Two-phase pressure drop prediction in helically coiled steam generators for nuclear power applications

Abstract

This study considers the prediction of the pressure gradient with water–steam two-phase flows through helically coiled steam generator tubes, focusing in particular on the operating conditions of low-medium pressure, low mass flux and low heat flux typical of once-through steam generators with in-tube boiling adopted in small modular nuclear reactor systems. Twenty-five widely used empirical correlations have been tested against an experimental pressure drop databank drawn together in this study containing 980 data points.

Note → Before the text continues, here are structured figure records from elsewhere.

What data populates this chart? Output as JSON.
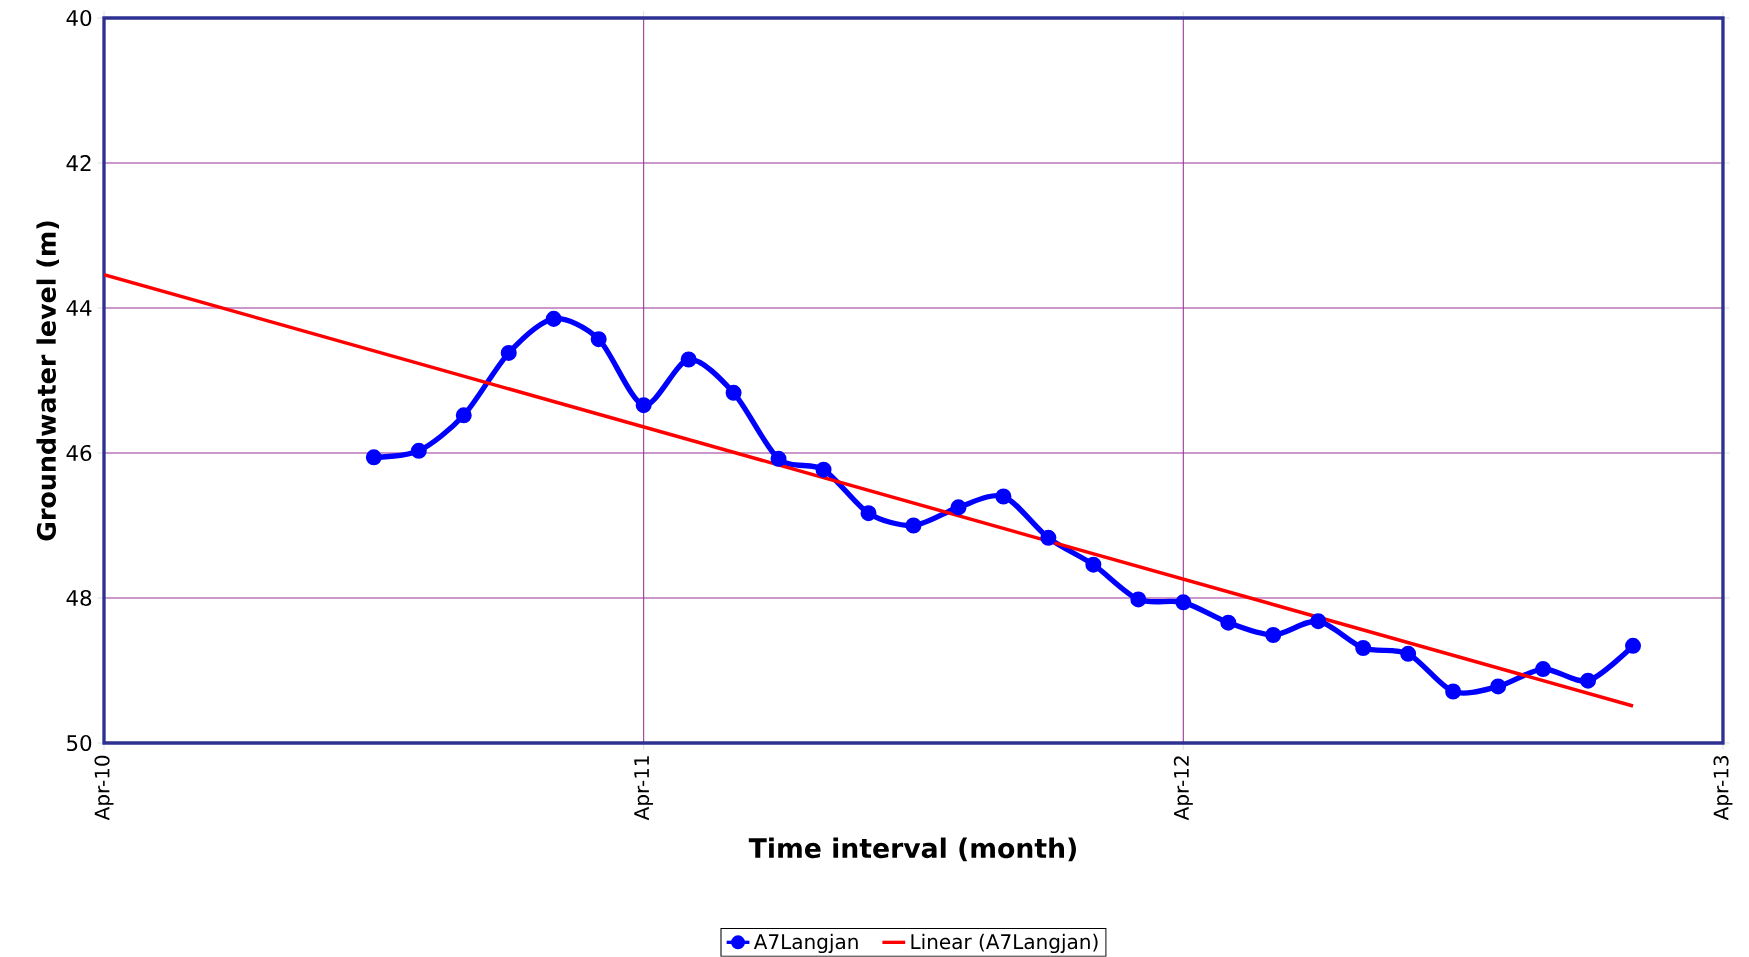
{
  "chart_data": {
    "type": "line",
    "xlabel": "Time interval (month)",
    "ylabel": "Groundwater level (m)",
    "x": [
      "2010-10",
      "2010-11",
      "2010-12",
      "2011-01",
      "2011-02",
      "2011-03",
      "2011-04",
      "2011-05",
      "2011-06",
      "2011-07",
      "2011-08",
      "2011-09",
      "2011-10",
      "2011-11",
      "2011-12",
      "2012-01",
      "2012-02",
      "2012-03",
      "2012-04",
      "2012-05",
      "2012-06",
      "2012-07",
      "2012-08",
      "2012-09",
      "2012-10",
      "2012-11",
      "2012-12",
      "2013-01",
      "2013-02"
    ],
    "series": [
      {
        "name": "A7Langjan",
        "color": "#0000ff",
        "marker": "circle",
        "values": [
          46.06,
          45.97,
          45.48,
          44.62,
          44.15,
          44.43,
          45.34,
          44.71,
          45.17,
          46.08,
          46.23,
          46.83,
          47.0,
          46.75,
          46.6,
          47.17,
          47.54,
          48.02,
          48.06,
          48.34,
          48.51,
          48.32,
          48.69,
          48.77,
          49.29,
          49.22,
          48.98,
          49.14,
          48.66
        ]
      },
      {
        "name": "Linear (A7Langjan)",
        "type": "line",
        "color": "#ff0000",
        "marker": "none",
        "x": [
          "2010-04",
          "2013-02"
        ],
        "values": [
          43.54,
          49.49
        ]
      }
    ],
    "xlim": [
      "2010-04",
      "2013-04"
    ],
    "xticks": [
      {
        "value": "2010-04",
        "label": "Apr-10"
      },
      {
        "value": "2011-04",
        "label": "Apr-11"
      },
      {
        "value": "2012-04",
        "label": "Apr-12"
      },
      {
        "value": "2013-04",
        "label": "Apr-13"
      }
    ],
    "ylim": [
      50,
      40
    ],
    "yticks": [
      40,
      42,
      44,
      46,
      48,
      50
    ],
    "grid": true,
    "legend": "bottom"
  }
}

Since no existing correlation is capable of collapsing and satisfactorily fitting the collected databank, a new pressure drop prediction method for helically coiled tubes is proposed. This new prediction method is very simple to implement, as it is based on the homogeneous flow model, is asymptotically consistent with straight tube two-phase flows and is largely superior in accuracy to existing prediction methods (mean absolute error of 7.3%, and 9 points out of 10 captured to within ±15%). The new prediction method is applicable for operating pressures in the range of 0.75–9.0MPa, mass fluxes from 400kg/m2s to 1191kg/m2s, heat fluxes up to 750kW/m2, tube diameters within 5–20mm and coil to tube diameter ratio above 32.4. Curvature effects on the pressure gradient in helical coil two-phase flows can be significant, particularly with high velocity flows in tight curvature coils where the centrifugal force is intense.